We finally left The Howler, calling for an uber, and my friend Nadine, an international student from the Netherlands, shook her head, awestruck. I smiled at her knowingly, and playfully asked if she was glad I introduced her to the band. “That was so much energy! I felt like the music was inside me; I felt the bongos in my soul,” she laughed.

She may have been joking, but she hit the nail on it’s head with that comment – Jinja Safari’s rhythmic music has a way of seeping into your body; it’s almost impossible to avoid moving to the beat when they play.

One of the main reasons watching the band play was so amazing was the sheer amount of fun they were having; there is nothing as incredible as watching people do what they love. It is heart-breaking that they are no longer together, but I comfort myself with the knowledge that they’ve made some incredible music, and the band’s unique sound will never die as long as people keep listening. That’s the key appeal of music, at least to me.
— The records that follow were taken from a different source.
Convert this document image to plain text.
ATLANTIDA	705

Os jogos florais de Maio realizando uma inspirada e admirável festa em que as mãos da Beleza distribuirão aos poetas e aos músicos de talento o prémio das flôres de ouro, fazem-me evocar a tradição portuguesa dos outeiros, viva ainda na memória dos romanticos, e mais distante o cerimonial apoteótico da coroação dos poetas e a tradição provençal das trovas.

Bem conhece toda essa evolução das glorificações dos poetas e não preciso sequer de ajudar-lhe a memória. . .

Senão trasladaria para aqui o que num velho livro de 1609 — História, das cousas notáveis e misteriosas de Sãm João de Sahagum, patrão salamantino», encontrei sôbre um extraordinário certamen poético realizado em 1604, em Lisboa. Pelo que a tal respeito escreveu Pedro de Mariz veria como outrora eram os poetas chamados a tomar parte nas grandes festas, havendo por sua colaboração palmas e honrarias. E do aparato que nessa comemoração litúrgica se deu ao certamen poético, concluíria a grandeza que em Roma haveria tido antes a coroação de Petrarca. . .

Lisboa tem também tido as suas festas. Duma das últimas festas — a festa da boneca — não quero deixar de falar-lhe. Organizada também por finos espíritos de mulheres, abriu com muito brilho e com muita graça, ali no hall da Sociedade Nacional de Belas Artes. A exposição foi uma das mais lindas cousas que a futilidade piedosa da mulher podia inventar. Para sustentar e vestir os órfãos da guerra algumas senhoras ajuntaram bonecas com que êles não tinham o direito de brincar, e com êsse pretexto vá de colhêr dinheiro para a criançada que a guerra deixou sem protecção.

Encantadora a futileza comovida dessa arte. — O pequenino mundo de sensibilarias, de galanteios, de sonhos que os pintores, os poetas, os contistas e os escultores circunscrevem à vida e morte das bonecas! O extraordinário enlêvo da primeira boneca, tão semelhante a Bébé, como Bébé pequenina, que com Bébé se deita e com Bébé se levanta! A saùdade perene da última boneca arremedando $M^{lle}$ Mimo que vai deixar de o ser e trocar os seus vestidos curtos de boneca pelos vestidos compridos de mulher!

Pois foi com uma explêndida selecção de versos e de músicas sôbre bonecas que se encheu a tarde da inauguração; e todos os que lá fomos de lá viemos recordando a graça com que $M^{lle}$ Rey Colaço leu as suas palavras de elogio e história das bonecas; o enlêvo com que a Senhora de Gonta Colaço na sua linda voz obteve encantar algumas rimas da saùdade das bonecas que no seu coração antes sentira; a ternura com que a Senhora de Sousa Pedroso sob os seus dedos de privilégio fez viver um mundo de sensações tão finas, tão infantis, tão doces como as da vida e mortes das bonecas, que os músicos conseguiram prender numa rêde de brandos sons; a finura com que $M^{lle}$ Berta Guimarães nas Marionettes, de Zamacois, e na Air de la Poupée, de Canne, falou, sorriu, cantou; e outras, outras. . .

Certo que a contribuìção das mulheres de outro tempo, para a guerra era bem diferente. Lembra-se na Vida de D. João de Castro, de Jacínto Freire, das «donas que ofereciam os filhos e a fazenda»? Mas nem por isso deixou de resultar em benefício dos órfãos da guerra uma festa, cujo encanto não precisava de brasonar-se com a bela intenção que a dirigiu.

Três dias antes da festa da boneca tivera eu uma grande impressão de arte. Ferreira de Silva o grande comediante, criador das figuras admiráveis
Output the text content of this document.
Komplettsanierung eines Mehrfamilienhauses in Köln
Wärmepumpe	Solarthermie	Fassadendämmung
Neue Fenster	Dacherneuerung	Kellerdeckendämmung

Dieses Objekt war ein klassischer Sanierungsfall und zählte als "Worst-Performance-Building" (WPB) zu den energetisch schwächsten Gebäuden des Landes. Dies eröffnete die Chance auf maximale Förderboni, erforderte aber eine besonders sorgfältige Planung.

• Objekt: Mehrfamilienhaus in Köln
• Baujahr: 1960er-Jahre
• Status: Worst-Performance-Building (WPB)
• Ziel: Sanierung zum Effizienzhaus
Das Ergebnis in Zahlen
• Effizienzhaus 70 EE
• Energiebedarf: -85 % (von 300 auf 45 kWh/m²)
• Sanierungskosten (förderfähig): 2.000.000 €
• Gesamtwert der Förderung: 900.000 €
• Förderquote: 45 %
Meanwhile, most band members have begun to focus on their personal projects: Pepa Knight is re-focusing on his solo career, uploading new singles and covers on his Youtube channel whilst Marcus Azon has started an organic t-shirt business with his sister called AZON Apparel, as well as having some other music collaborations in the works. Even seemingly silent drummer, Jacob Borg, has begun releasing his own music under the name ‘Berlin Bar Hounds’ on soundcloud.

Jinja Safari may not have been incredibly famous, nor did they dominate the airwaves, but they had a loyal following, and their fans will miss them.